Quarenta e um agentes de unidades penitenciárias de Curitiba e Região Metropolitana estão se preparando para atuar em momentos de crise na Penitenciária Central do Estado (PCE), Penitenciária Feminina, Complexo Médico Penal, Colônia Penal Agrícola, Penitenciária Provisória de Curitiba (PCC) e Centro de Observação e Triagem (COT). Eles deverão receber 320 horas/aula em três etapas diferenciadas e estarão formados no final do ano. A intenção é criar um grupo especializado no gerenciamento de situações de crise, isolamento de locais de conflito, defesa pessoal, revista e abordagem de presos.
A primeira etapa começou ontem e está sendo ministrada pelo tenente Roberto Sampaio Araújo, negociador da Tropa de Choque da Polícia Militar. Ele já participou de várias negociações em momentos de crise. ‘‘Os agentes conseguem identificar antecipadamente os momentos de crise, a insatisfação dos detentos. Eles aprenderão a separar as alas tumultuadas e conter a rebelião com barreiras físicas. A crise não ocorre de repente’’, diagnosticou o tenente.

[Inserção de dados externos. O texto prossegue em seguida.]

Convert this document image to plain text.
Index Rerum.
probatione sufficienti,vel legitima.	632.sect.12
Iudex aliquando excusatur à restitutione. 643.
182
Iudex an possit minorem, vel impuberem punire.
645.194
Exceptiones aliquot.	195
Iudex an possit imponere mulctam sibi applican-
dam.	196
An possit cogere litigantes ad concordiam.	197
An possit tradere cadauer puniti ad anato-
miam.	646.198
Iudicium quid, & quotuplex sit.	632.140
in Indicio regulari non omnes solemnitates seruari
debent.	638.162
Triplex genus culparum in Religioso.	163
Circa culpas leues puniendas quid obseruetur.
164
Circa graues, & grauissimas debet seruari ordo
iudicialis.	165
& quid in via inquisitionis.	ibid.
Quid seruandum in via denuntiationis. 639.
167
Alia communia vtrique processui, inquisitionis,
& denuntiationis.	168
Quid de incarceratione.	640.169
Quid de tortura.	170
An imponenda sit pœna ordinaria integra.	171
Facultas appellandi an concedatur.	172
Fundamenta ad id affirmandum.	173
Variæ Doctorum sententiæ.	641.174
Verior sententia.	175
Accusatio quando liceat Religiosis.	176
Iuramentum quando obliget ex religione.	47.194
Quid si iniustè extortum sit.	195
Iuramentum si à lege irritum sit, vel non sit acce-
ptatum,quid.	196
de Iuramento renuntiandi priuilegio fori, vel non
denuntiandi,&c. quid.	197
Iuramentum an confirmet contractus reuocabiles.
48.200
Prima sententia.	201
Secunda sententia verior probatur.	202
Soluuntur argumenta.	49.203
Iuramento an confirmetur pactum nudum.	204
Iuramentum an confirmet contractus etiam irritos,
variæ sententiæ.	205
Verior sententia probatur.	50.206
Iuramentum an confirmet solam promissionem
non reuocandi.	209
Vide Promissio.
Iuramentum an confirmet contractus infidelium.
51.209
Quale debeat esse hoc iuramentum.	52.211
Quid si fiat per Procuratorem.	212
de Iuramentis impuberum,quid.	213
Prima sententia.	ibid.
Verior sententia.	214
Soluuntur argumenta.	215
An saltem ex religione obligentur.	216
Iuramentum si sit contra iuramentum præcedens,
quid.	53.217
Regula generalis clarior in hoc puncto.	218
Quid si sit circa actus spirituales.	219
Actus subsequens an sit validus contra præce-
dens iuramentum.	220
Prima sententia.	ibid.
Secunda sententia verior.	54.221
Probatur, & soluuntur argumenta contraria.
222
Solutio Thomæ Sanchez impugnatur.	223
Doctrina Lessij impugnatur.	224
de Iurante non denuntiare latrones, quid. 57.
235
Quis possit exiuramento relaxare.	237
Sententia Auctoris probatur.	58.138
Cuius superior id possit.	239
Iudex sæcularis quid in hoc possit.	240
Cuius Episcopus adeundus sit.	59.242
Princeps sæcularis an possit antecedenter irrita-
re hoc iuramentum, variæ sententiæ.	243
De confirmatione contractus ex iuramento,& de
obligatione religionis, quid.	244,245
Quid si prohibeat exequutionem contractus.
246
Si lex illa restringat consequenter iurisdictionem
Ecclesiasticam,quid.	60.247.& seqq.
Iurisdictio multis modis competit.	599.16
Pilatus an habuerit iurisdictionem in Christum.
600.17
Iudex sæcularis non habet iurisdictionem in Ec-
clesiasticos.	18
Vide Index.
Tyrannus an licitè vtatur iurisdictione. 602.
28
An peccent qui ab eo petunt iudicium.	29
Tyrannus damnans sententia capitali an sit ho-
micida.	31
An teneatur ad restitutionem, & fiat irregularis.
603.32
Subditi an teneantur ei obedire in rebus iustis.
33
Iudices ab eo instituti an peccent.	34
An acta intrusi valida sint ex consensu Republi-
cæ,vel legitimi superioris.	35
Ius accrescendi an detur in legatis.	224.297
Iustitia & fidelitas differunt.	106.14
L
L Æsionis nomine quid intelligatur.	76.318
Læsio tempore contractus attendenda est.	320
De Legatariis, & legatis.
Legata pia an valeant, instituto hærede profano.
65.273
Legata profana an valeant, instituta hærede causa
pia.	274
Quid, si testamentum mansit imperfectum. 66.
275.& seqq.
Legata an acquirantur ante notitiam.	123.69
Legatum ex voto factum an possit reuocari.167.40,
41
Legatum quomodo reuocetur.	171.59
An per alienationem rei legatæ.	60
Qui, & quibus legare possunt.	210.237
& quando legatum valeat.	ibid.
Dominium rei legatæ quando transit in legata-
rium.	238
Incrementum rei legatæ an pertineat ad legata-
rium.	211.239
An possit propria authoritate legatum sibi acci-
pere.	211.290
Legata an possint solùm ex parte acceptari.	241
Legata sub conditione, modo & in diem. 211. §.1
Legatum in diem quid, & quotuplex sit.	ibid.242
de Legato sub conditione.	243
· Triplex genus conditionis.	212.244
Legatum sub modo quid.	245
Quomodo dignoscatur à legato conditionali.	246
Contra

Além do gerenciamento de crises, os agentes terão aulas de prática de abordagem e estudo de casos, negociação, prática de tiro, primeiros socorros, explosivos e agentes químicos, apresentações de cães e combate a incêndios. ‘‘São noções importantes que poderão ser aprimoradas com as situações reais de motim e rebelião’’, salientou.
Os agentes penitenciários foram escolhidos para formar o grupo especializado por causa das notas obtidas na Escola Penitenciária. É o caso do agente Gláucio Borba, de 37 anos, que trabalha na área há 14 anos. Ele disse que a categoria estava esquecida. ‘‘O problema estava cada vez mais grave: os presídios estão superlotados, a criminalidade cada vez maior e o pessoal das unidades sem qualquer tipo de reciclagem’’, argumentou.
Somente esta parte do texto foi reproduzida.